Dungeons & Dragons is the Trope Namer for:
- Critical Failure/Hit (Originally a common house rule and a feature of many competing games; eventually made its way into D&D proper)
- Always Chaotic Evil
- Always Lawful Good
- Bag of Holding
- Cat Folk
- Character Alignment (and all its subtropes)
- Charm Person
- Demi Human
- Demon Lords And Arch Devils
- Detect Evil
- Draconic Humanoid: After the humanoid (draconic) creature type in 4E, which was humanoid (dragonblood) in previous editions.
- The Face
- Failed a Spot Check (by way of The Order of the Stick, which is based on D&D)
- Good Is Not Nice
- No Saving Throw
- Orcus on His Throne
- Prestige Class
- Talking Is a Free Action
- Turn Undead
- The Worm That Walks
Dungeons & Dragons is the partial Trope Namer for:
- Author's Saving Throw
- Celestial Paragons and Archangels, the first part.
- Magic Missile Storm, in conjunction with Neverwinter Nights' homebrew spells Isaac's lesser missile storm and Isaac's greater missile storm
- Revive Kills Zombie (the idea was there, but this name for it is more characteristic of the Final Fantasy games)
- Talking Is a Free Action snowclones:
- Took a Level In [X], (from Taking a Level in [Character Class])
Dungeons & Dragons is the Trope Codifier for:
- Armor and Magic Don't Mix. Also co-Ur-Example with The Fantasy Trip, which came out the same year as the Holmes Basic Set and provides the earliest justified example.
- Character Level
- Class and Level System
- Hit Points
- Skill Scores and Perks
- Demand Overload: The original edition had a first run of 1,000 copies. It sold out within weeks.
- Follow the Leader: Inspired many, many other tabletop games and video games.
- Genre Popularizer: For pencil-and-paper roleplaying games.

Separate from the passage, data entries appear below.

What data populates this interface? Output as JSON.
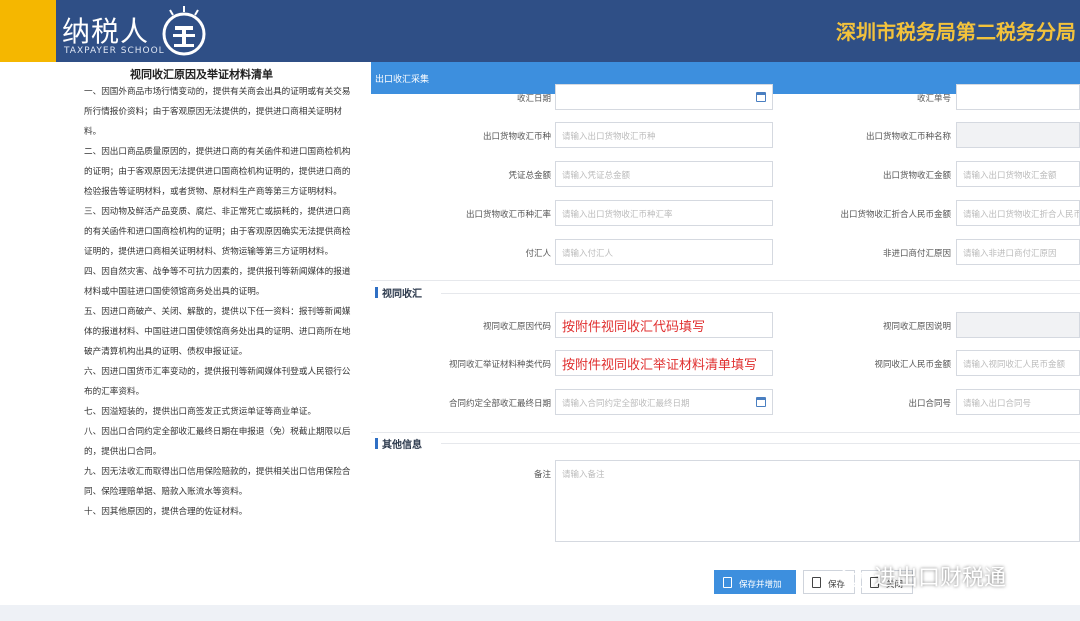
{
  "header": {
    "logo_text": "纳税人",
    "logo_sub": "TAXPAYER SCHOOL",
    "bureau": "深圳市税务局第二税务分局",
    "brand_color": "#f5b700",
    "bar_color": "#2f4f86"
  },
  "document": {
    "title": "视同收汇原因及举证材料清单",
    "paragraphs": [
      "一、因国外商品市场行情变动的，提供有关商会出具的证明或有关交易所行情报价资料；由于客观原因无法提供的，提供进口商相关证明材料。",
      "二、因出口商品质量原因的，提供进口商的有关函件和进口国商检机构的证明；由于客观原因无法提供进口国商检机构证明的，提供进口商的检验报告等证明材料，或者货物、原材料生产商等第三方证明材料。",
      "三、因动物及鲜活产品变质、腐烂、非正常死亡或损耗的，提供进口商的有关函件和进口国商检机构的证明；由于客观原因确实无法提供商检证明的，提供进口商相关证明材料、货物运输等第三方证明材料。",
      "四、因自然灾害、战争等不可抗力因素的，提供报刊等新闻媒体的报道材料或中国驻进口国使领馆商务处出具的证明。",
      "五、因进口商破产、关闭、解散的，提供以下任一资料：报刊等新闻媒体的报道材料、中国驻进口国使领馆商务处出具的证明、进口商所在地破产清算机构出具的证明、债权申报证证。",
      "六、因进口国货币汇率变动的，提供报刊等新闻媒体刊登或人民银行公布的汇率资料。",
      "七、因溢短装的，提供出口商签发正式货运单证等商业单证。",
      "八、因出口合同约定全部收汇最终日期在申报退（免）税截止期限以后的，提供出口合同。",
      "九、因无法收汇而取得出口信用保险赔款的，提供相关出口信用保险合同、保险理赔单据、赔款入账流水等资料。",
      "十、因其他原因的，提供合理的佐证材料。"
    ]
  },
  "form": {
    "bar_title": "出口收汇采集",
    "rows": [
      {
        "l_label": "收汇日期",
        "l_placeholder": "",
        "r_label": "收汇单号",
        "r_placeholder": ""
      },
      {
        "l_label": "出口货物收汇币种",
        "l_placeholder": "请输入出口货物收汇币种",
        "r_label": "出口货物收汇币种名称",
        "r_placeholder": ""
      },
      {
        "l_label": "凭证总金额",
        "l_placeholder": "请输入凭证总金额",
        "r_label": "出口货物收汇金额",
        "r_placeholder": "请输入出口货物收汇金额"
      },
      {
        "l_label": "出口货物收汇币种汇率",
        "l_placeholder": "请输入出口货物收汇币种汇率",
        "r_label": "出口货物收汇折合人民币金额",
        "r_placeholder": "请输入出口货物收汇折合人民币"
      },
      {
        "l_label": "付汇人",
        "l_placeholder": "请输入付汇人",
        "r_label": "非进口商付汇原因",
        "r_placeholder": "请输入非进口商付汇原因"
      }
    ],
    "section_shoushou": "视同收汇",
    "rows2": [
      {
        "l_label": "视同收汇原因代码",
        "l_hint": "按附件视同收汇代码填写",
        "r_label": "视同收汇原因说明",
        "r_placeholder": ""
      },
      {
        "l_label": "视同收汇举证材料种类代码",
        "l_hint": "按附件视同收汇举证材料清单填写",
        "r_label": "视同收汇人民币金额",
        "r_placeholder": "请输入视同收汇人民币金额"
      },
      {
        "l_label": "合同约定全部收汇最终日期",
        "l_placeholder": "请输入合同约定全部收汇最终日期",
        "r_label": "出口合同号",
        "r_placeholder": "请输入出口合同号"
      }
    ],
    "section_other": "其他信息",
    "remark_label": "备注",
    "remark_placeholder": "请输入备注",
    "btn_save_add": "保存并增加",
    "btn_save": "保存",
    "btn_close": "关闭",
    "accent_color": "#3d8fde",
    "hint_color": "#e03030"
  },
  "watermark": "进出口财税通"
}
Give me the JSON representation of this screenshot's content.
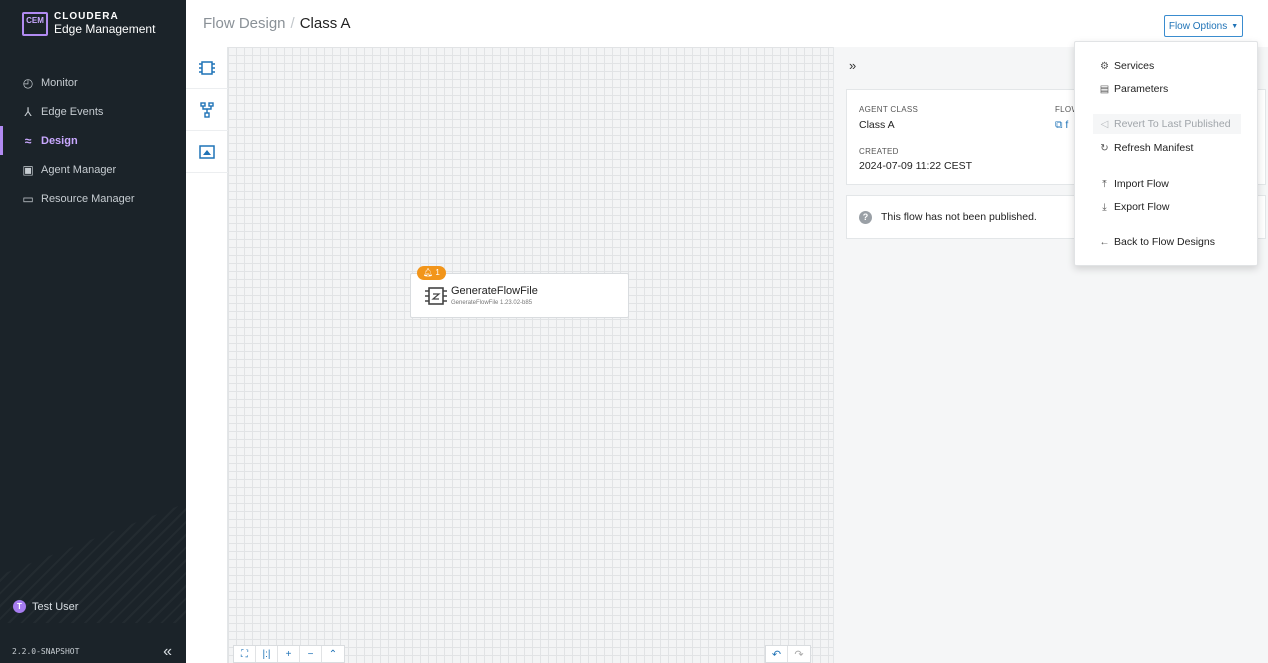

- Name's the Same: The Grimlocks here are expies of the Morlocks from H. G. Wells' novel The Time Machine, not the Tyrannosaurus rex Dinobot Grimlock.
- The Wiki Rule: In addition to probably having one for every single one of its settings, the core rulebooks for 3.5E plus the Expanded Psionics Handbook were ported to a website under the Open Game License, The Hypertext d20 SRD.
- Box Office Bomb: Budget, $45 million. Box office, $33,807,409.
- Corpsing: When Profion goes "My destiny!", you can see Bruce Payne (Damodar) desperately try to contain his laughter.
- Deleted Scene: Found on the DVD, with commentary. Some were removed to stop plot-holes.
- Though there's also the scene of Ridley and Marina in the map, which was removed despite containing the setup for the entire story. Some very awkward exposition was shoved in afterwards instead.
- Executive Meddling, Screwed by the Lawyers: First-time filmmaker Courtney Solomon tells a harrowing tale of meddling by TSR's owner (who rejected several famous directors, including James Cameron and Francis Ford Coppola), by the threat of a lawsuit from Wizards of the Coast who were trying to reclaim the movie rights; the terms of the settlement required, among other things, that he use an old script that had been approved by TSR years ago instead of an updated version that he had wanted to use. Source.
- Follow the Leader:
- Franchise Killer: Well, the tabletop game didn't suffer, but another film wouldn't come for another five years - as a made for cable film. Don't hold your breath for any new theatrical releases.
- Money, Dear Boy: Jeremy Irons rather famously took the role of Profion to pay for the refurbishment of a castle he had just bought (how appropriate). On the other hand he seems to be having a wonderful time playing an EVILLLL wizard. Certainly more fun than the audience is having.
- Running the Asylum: Courtney Solomon's credentials consisted of being a D&D fanboy and spending ten years trying to get a D&D movie made. This does raise questions about why it has nothing to do with the source material.
- What Could Have Been: There were a lot of things that had to be cut because they didn't have the money to pull them off. Some of these unfinished scenes are on the DVD. Also, see Executive Meddling above.
- Note that the most expensive cut scene actually contained the entire set-up for the main plot! Solomon was then forced to shoehorn in some awkward expository dialogue in the scene directly afterward.
- Another cut scene featured a Creator Cameo by Dave Arneson (one of the original co-creators of D&D) playing one of a group of mages fighting a dragon.
The Animated Series:
- Executive Meddling: Not much, but still present. Eric turned out the way he did because of this.
- Exiled from Continuity: It was one of the few Hasbro-related cartoons to not air on Discovery Family (formerly The Hub), as Disney owns the rights to the series.
- What Could Have Been: The script for the unaired final episode.